Neptune Cuts Costs, Suffers from Upstream Woes
Privately held explorer Neptune cut its operating costs from $10.3/barrel of oil equivalent (boe) in 2019 to $9.5/boe in 2020, against a break-even crude oil price of $29.8/boe, it reported March 11. But it suffered from outages at non-operated assets in Algeria and Norway.
Full year production of 142,400 boe/d was within revised guidance range including production-equivalent insurance receipts, it said. Three-quarters of the production, and 72% of reserves, are gas, it said, putting it in good shape for the energy transition.
It expects to exit 2021 at "materially higher production rates" with new projects online in Norway and Indonesia and production restarts in Norway and Algeria. It is aiming for "close to" 200,000 boe/d in 2023, backed by 2C resources of 452mn boe and targeting medium-term 2P reserves of about 800mn boe, "supported by organic and inorganic growth."
Pre-tax profit (Ebitdax) was sharply down from $1.6bn in 2019 to $939.8mn while underlying profit fell from $951.0mn to $287.3mn; the earlier year also did not have the benefit of Touat production.
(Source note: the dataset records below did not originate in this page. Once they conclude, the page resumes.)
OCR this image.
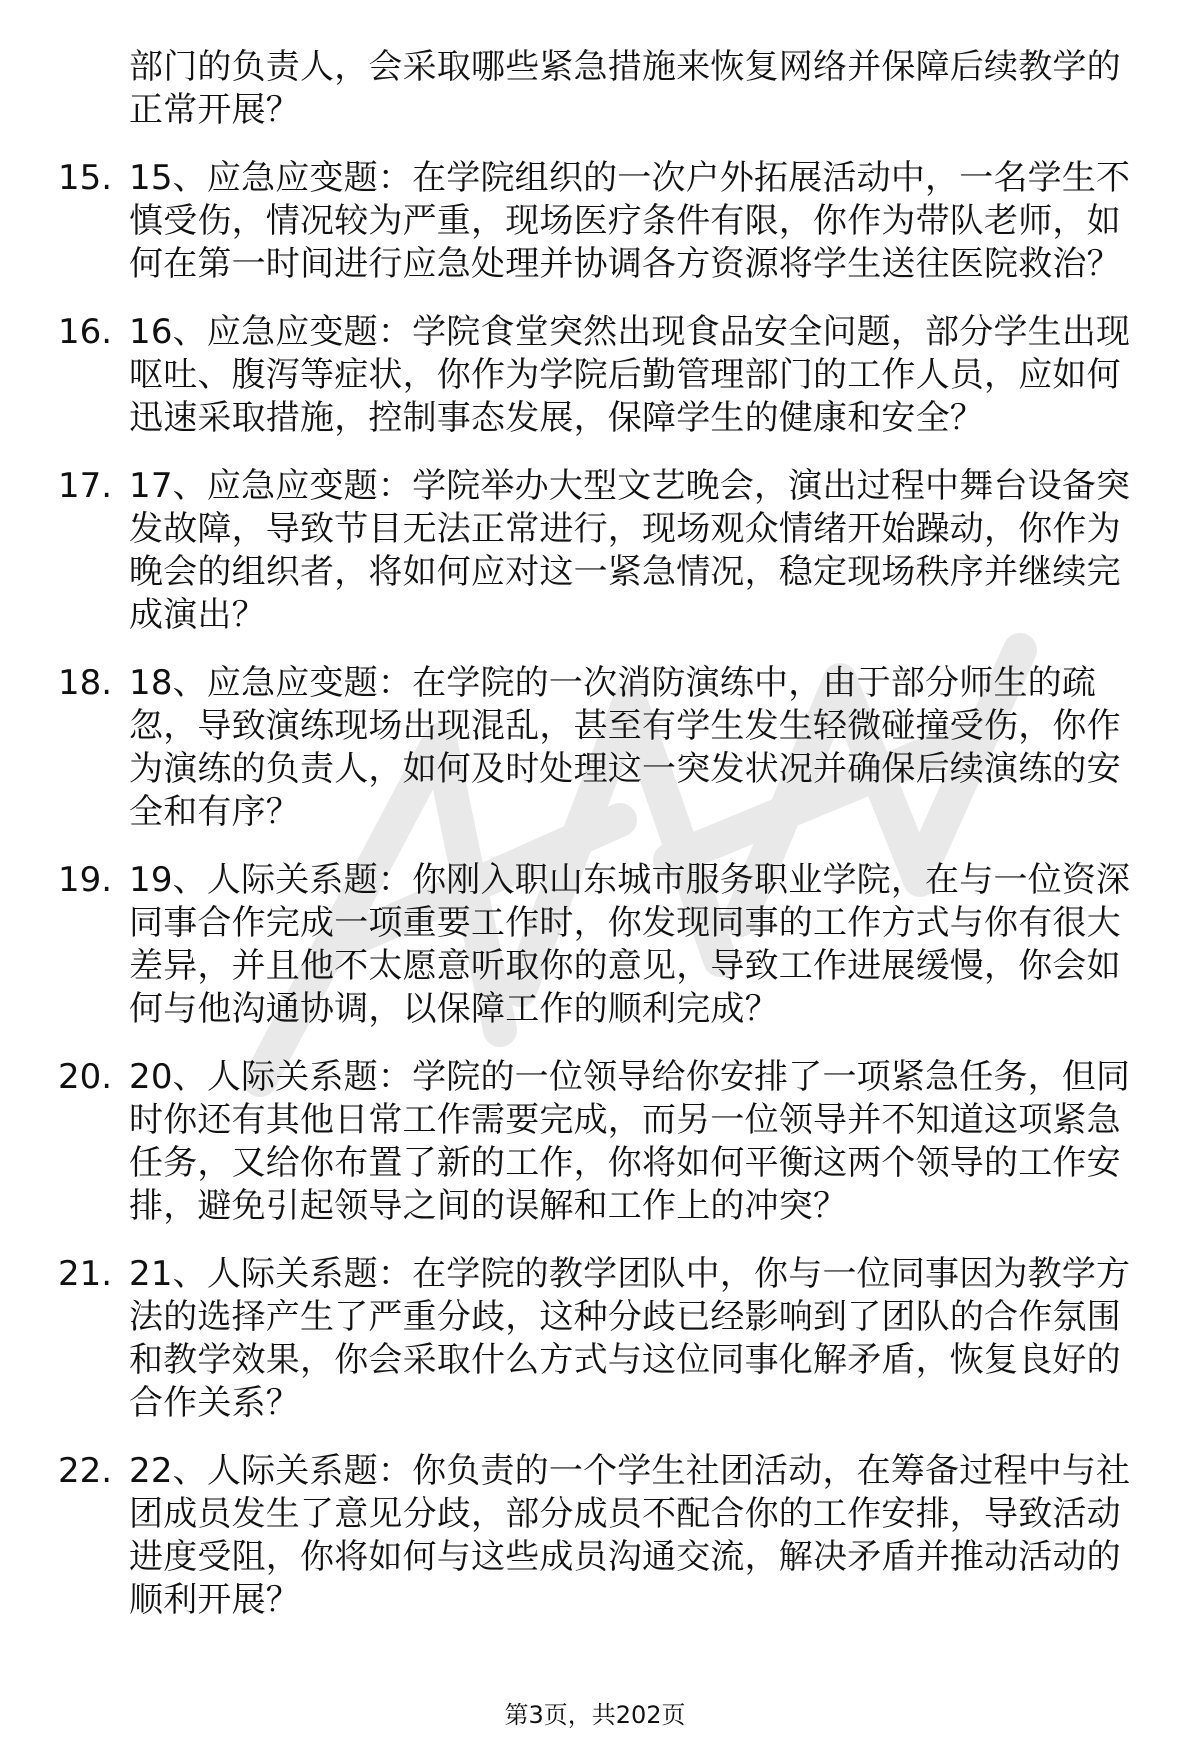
部门的负责人，会采取哪些紧急措施来恢复网络并保障后续教学的正常开展？

15. 15、应急应变题：在学院组织的一次户外拓展活动中，一名学生不慎受伤，情况较为严重，现场医疗条件有限，你作为带队老师，如何在第一时间进行应急处理并协调各方资源将学生送往医院救治？

16. 16、应急应变题：学院食堂突然出现食品安全问题，部分学生出现呕吐、腹泻等症状，你作为学院后勤管理部门的工作人员，应如何迅速采取措施，控制事态发展，保障学生的健康和安全？

17. 17、应急应变题：学院举办大型文艺晚会，演出过程中舞台设备突发故障，导致节目无法正常进行，现场观众情绪开始躁动，你作为晚会的组织者，将如何应对这一紧急情况，稳定现场秩序并继续完成演出？

18. 18、应急应变题：在学院的一次消防演练中，由于部分师生的疏忽，导致演练现场出现混乱，甚至有学生发生轻微碰撞受伤，你作为演练的负责人，如何及时处理这一突发状况并确保后续演练的安全和有序？

19. 19、人际关系题：你刚入职山东城市服务职业学院，在与一位资深同事合作完成一项重要工作时，你发现同事的工作方式与你有很大差异，并且他不太愿意听取你的意见，导致工作进展缓慢，你会如何与他沟通协调，以保障工作的顺利完成？

20. 20、人际关系题：学院的一位领导给你安排了一项紧急任务，但同时你还有其他日常工作需要完成，而另一位领导并不知道这项紧急任务，又给你布置了新的工作，你将如何平衡这两个领导的工作安排，避免引起领导之间的误解和工作上的冲突？

21. 21、人际关系题：在学院的教学团队中，你与一位同事因为教学方法的选择产生了严重分歧，这种分歧已经影响到了团队的合作氛围和教学效果，你会采取什么方式与这位同事化解矛盾，恢复良好的合作关系？

22. 22、人际关系题：你负责的一个学生社团活动，在筹备过程中与社团成员发生了意见分歧，部分成员不配合你的工作安排，导致活动进度受阻，你将如何与这些成员沟通交流，解决矛盾并推动活动的顺利开展？

第3页，共202页
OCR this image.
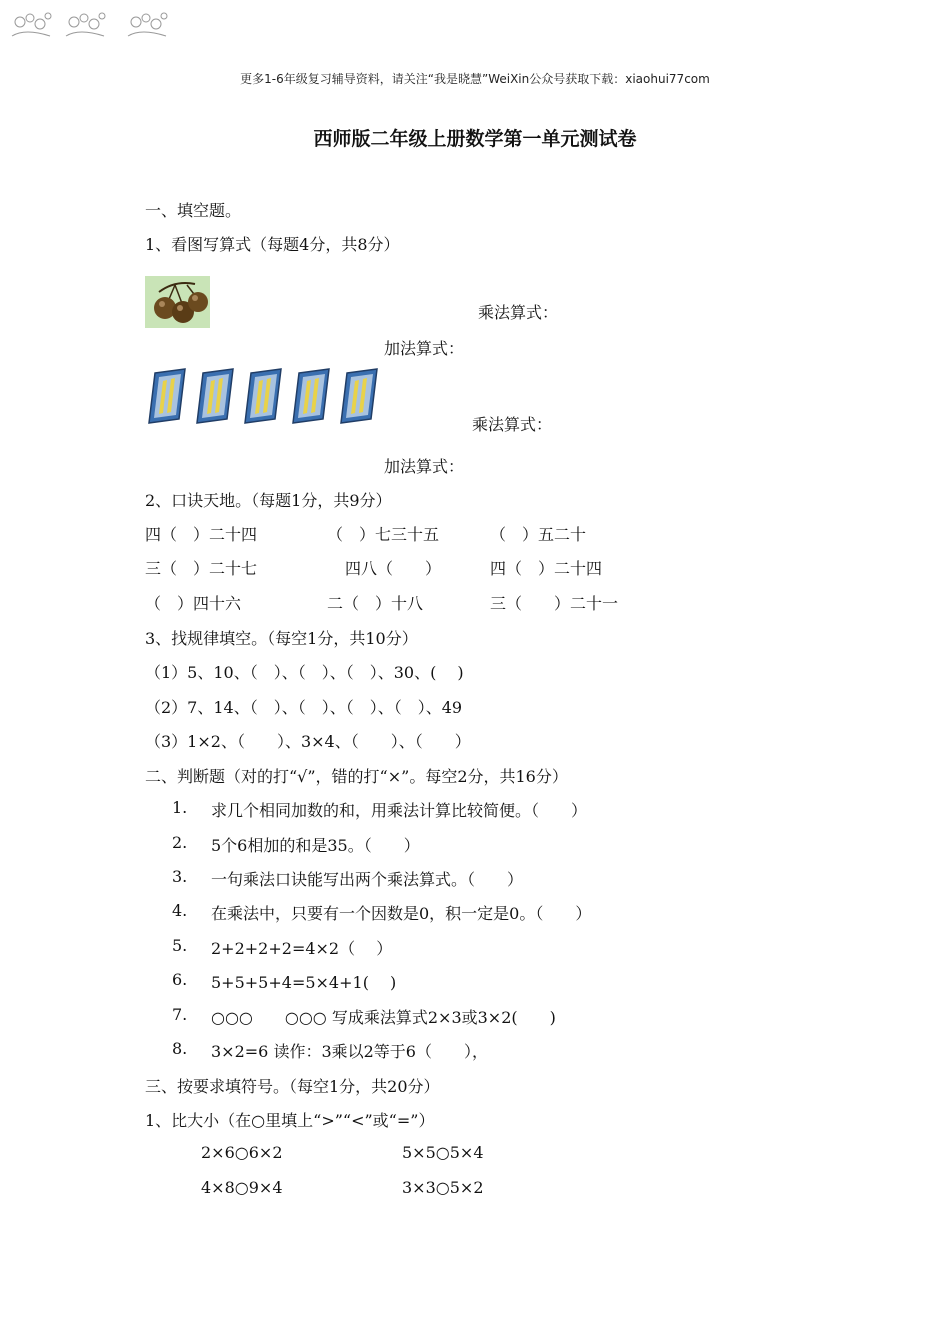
更多1-6年级复习辅导资料，请关注“我是晓慧”WeiXin公众号获取下载：xiaohui77com
西师版二年级上册数学第一单元测试卷
一、填空题。
1、看图写算式（每题4分，共8分）
乘法算式：
加法算式：
乘法算式：
加法算式：
2、口诀天地。（每题1分，共9分）
四（　）二十四	（　）七三十五	（　）五二十
三（　）二十七	四八（　　）	四（　）二十四
（　）四十六	二（　）十八	三（　　）二十一
3、找规律填空。（每空1分，共10分）
（1）5、10、（　）、（　）、（　）、30、(　 )
（2）7、14、（　）、（　）、（　）、（　）、49
（3）1×2、（　　）、3×4、（　　）、（　　）
二、判断题（对的打“√”，错的打“×”。每空2分，共16分）
1. 求几个相同加数的和，用乘法计算比较简便。（　　）
2. 5个6相加的和是35。（　　）
3. 一句乘法口诀能写出两个乘法算式。（　　）
4. 在乘法中，只要有一个因数是0，积一定是0。（　　）
5. 2+2+2+2=4×2（　 ）
6. 5+5+5+4=5×4+1(　 )
7. ○○○　　○○○ 写成乘法算式2×3或3×2(　　)
8. 3×2=6 读作：3乘以2等于6（　　），
三、按要求填符号。（每空1分，共20分）
1、比大小（在○里填上“>”“<”或“=”）
2×6○6×2	5×5○5×4
4×8○9×4	3×3○5×2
The Algerian field started up in September 2019 but ran into problems last year.
Executive chairman Sam Laidlaw said: "Despite the significant challenges presented by the Covid-19 pandemic and lower commodity prices, Neptune delivered a resilient operational and financial performance in 2020, generating an underlying operating profit.... Our recent exploration results, together with a pipeline of near-term opportunities, provide strong growth for the future."
CEO Jim House, said: "The diversity of our portfolio, balanced commodity price exposure and active hedging programme helped de-risk Neptune's revenue streams in 2020 against volatile prices, while we also took the opportunity to increase liquidity that will provide additional headroom to support value-accretive growth opportunities."